Python 2.7:如何将字符串中的Unicode转义转换为实际的utf-8字符 [英] Python 2.7: How to convert unicode escapes in a string into actual utf-8 characters
问题描述
我使用python 2.7,并且从服务器(不是unicode!)接收到 string . 在该字符串中,我发现了带有Unicode转义序列的文本.例如这样的
I use python 2.7 and I'm receiving a string from a server (not in unicode!). Inside that string I find text with unicode escape sequences. For example like this:
<a href = "http://www.mypage.com/\u0441andmoretext">\u00b2<\a>
如何将那些\uxxxx
-转换回utf-8?我发现的答案是处理&#
还是必需的eval()
,这对我来说太慢了.对于包含此类后缀的任何文本,我都需要一个通用的解决方案.
How do I convert those \uxxxx
- back to utf-8? The answers I found were either dealing with &#
or required eval()
which is too slow for my purposes. I need a universal solution for any text containing such sequenes.
<\a>
是一个错字,但我也想容忍这种错字.应该只对\u
<\a>
is a typo but I want a tolerance against such typos as well. There should only be reaction to \u
示例文本是用适当的python语法表示的,如下所示:
The example text is meant in proper python syntax like this:
"<a href = \"http://www.mypage.com/\\u0441andmoretext\">\\u00b2<\\a>"
所需的输出使用正确的python语法
The desired output is in proper python syntax
"<a href = \"http://www.mypage.com/\xd1\x81andmoretext\">\xc2\xb2<\\a>"
推荐答案
尝试
>>> s = "<a href = \"http://www.mypage.com/\\u0441andmoretext\">\\u00b2<\\a>"

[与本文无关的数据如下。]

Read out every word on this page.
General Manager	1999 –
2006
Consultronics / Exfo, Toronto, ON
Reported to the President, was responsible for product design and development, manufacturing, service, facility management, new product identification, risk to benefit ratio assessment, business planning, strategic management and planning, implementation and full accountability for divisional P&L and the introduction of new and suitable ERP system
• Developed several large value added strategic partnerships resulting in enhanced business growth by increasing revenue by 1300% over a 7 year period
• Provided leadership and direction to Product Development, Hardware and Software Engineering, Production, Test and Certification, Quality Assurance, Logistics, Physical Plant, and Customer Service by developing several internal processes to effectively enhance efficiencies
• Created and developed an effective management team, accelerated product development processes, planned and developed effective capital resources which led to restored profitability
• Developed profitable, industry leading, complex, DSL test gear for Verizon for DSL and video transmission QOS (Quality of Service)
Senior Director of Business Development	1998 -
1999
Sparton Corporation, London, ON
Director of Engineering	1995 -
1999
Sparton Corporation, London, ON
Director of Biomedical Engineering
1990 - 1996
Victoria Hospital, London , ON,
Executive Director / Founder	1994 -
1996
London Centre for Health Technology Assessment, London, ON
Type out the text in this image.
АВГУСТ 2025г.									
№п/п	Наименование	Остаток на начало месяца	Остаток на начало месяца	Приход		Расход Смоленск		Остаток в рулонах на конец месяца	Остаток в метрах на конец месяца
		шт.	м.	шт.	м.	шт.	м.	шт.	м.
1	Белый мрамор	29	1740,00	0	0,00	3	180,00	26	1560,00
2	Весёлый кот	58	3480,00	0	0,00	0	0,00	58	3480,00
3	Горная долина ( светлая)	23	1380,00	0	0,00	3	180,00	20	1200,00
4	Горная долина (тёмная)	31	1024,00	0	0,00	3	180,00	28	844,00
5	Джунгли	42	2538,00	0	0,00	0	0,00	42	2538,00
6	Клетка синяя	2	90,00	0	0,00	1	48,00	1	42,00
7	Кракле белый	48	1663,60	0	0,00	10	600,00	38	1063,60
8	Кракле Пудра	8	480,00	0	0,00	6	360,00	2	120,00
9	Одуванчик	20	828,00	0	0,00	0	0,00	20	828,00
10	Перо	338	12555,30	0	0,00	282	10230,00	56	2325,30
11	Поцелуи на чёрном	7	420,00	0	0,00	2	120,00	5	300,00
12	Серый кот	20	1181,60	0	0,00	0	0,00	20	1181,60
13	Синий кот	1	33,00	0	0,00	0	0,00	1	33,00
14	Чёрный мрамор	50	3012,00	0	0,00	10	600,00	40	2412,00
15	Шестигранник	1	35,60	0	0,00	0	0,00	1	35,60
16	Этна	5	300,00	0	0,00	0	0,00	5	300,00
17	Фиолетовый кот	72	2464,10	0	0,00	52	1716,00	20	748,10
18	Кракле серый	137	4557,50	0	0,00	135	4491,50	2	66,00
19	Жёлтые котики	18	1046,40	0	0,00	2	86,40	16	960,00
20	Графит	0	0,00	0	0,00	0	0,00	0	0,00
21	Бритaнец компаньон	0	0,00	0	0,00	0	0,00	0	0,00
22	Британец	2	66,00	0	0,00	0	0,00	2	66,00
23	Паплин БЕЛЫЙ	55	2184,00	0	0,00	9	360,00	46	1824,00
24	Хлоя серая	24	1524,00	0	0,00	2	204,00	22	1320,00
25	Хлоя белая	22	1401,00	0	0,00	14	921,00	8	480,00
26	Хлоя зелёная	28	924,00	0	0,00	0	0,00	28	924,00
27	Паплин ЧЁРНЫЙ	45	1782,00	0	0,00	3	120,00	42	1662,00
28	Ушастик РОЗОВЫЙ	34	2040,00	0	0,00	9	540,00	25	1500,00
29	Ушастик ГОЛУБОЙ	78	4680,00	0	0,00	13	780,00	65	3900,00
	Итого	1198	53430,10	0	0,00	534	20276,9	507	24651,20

>>> s.decode("raw_unicode_escape")
u'<a href = "http://www.mypage.com/\u0441andmoretext">\xb2<\\a>'
然后您可以照常编码为utf8.
And then you can encode to utf8 as usual.
这篇关于Python 2.7:如何将字符串中的Unicode转义转换为实际的utf-8字符的文章就介绍到这了,希望我们推荐的答案对大家有所帮助,也希望大家多多支持IT屋!